If stability arrives only in your mid to late 30s, leaving only a handful of fertile years (assuming no prior medical problems picked-up in younger life) then it stands to reason that a women will be far less successful at producing a large family than one in say, her early 20s. For men, I would agree with you. But then the calculation is rather different.
It's a pretty delicate balancing act, and one that's getting harder because of the increasing complexity of modern society.

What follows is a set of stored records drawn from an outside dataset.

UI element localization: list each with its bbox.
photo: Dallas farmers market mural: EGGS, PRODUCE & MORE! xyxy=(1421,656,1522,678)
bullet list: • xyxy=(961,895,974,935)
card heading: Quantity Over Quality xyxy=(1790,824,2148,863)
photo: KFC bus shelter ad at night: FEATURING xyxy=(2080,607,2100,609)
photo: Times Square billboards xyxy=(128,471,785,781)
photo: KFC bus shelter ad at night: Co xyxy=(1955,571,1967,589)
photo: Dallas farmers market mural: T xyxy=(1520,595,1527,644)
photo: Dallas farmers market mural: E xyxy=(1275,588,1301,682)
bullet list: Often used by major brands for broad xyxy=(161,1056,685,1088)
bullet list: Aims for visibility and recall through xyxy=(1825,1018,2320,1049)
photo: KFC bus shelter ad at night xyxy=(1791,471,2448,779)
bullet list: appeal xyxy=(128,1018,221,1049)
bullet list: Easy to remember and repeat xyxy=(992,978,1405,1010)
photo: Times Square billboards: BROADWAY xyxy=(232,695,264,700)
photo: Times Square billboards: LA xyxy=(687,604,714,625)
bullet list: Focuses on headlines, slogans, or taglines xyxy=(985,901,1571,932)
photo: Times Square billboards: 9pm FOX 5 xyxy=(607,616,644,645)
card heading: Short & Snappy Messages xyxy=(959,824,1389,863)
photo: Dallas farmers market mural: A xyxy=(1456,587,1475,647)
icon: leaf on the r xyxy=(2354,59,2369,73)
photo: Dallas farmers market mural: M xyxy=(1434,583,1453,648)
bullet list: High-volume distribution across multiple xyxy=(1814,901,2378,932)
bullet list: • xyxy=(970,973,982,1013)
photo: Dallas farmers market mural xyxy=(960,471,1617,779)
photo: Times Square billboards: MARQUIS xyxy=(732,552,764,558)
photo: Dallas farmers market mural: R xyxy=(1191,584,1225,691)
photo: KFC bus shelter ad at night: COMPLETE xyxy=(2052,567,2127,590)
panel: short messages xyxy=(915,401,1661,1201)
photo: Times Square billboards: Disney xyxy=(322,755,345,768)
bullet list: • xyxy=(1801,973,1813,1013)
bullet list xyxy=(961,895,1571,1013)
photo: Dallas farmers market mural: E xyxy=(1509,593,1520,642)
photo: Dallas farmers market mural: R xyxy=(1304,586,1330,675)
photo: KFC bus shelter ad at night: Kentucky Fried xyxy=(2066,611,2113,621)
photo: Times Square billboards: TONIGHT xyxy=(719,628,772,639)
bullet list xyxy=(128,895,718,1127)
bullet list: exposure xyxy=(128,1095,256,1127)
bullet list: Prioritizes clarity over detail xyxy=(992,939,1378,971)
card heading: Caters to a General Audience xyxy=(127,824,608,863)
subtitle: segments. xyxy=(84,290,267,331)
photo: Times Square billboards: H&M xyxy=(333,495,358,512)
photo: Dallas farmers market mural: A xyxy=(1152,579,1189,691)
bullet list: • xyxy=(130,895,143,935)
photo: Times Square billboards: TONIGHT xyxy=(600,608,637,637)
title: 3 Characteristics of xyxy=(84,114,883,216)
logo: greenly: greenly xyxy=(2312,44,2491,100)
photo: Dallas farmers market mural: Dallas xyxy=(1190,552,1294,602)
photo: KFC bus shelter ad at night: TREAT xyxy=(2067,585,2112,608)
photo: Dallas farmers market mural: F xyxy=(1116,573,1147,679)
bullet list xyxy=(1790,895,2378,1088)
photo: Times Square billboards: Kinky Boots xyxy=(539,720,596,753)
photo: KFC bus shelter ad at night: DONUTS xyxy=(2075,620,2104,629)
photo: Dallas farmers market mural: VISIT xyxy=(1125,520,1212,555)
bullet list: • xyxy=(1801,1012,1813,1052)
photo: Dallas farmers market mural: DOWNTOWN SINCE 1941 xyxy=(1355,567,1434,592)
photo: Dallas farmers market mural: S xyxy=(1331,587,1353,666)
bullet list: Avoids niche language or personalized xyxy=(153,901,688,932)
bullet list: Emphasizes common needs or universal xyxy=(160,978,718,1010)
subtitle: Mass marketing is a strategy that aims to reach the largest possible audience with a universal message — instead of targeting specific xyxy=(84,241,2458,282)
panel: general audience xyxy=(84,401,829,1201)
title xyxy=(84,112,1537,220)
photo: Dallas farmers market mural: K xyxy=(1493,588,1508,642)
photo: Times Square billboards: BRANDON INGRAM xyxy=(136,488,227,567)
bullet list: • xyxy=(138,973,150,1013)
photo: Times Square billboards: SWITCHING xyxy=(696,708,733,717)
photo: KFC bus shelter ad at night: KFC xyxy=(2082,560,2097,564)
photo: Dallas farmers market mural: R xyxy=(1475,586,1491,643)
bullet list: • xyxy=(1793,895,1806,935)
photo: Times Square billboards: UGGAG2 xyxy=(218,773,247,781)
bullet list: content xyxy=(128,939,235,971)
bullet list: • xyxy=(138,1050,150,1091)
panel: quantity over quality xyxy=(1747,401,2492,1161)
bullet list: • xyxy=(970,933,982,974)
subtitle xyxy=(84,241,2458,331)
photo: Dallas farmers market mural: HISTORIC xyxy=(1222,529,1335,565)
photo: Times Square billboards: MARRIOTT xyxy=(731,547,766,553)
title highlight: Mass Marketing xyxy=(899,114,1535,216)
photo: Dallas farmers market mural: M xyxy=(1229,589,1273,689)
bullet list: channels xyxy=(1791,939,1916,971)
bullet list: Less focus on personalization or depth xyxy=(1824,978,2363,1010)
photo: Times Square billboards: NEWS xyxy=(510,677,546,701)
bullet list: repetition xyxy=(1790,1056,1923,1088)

The issue is that differentiated careers - ones where you are hard to replace, your company will pay you more than commodity wages, and they'll give you time off for a sick kid because replacing you will cost more than just letting you take a day off when necessary - require a long period of time to become differentiated and hard to replace. That could be spending your 20s in med school and residency, or in law school and being an associate, or bouncing between lower-level engineering jobs before you get the experience needed to tackle big projects. But in most fields, it does take up most of your 20s, which means you really only get stability, trust, and the ability to downshift for family life in your 30s.
Ideally, on a societal level, you should be able to raise a family on one of those "commodity" wages. But that's not happening, largely because many of the necessities of life - housing, health care, and education - have become differentiated professions where owners and practitioners can get premium wages. We need to allow shantytowns and village doctors again before we can have large amounts of people having kids in their 20s.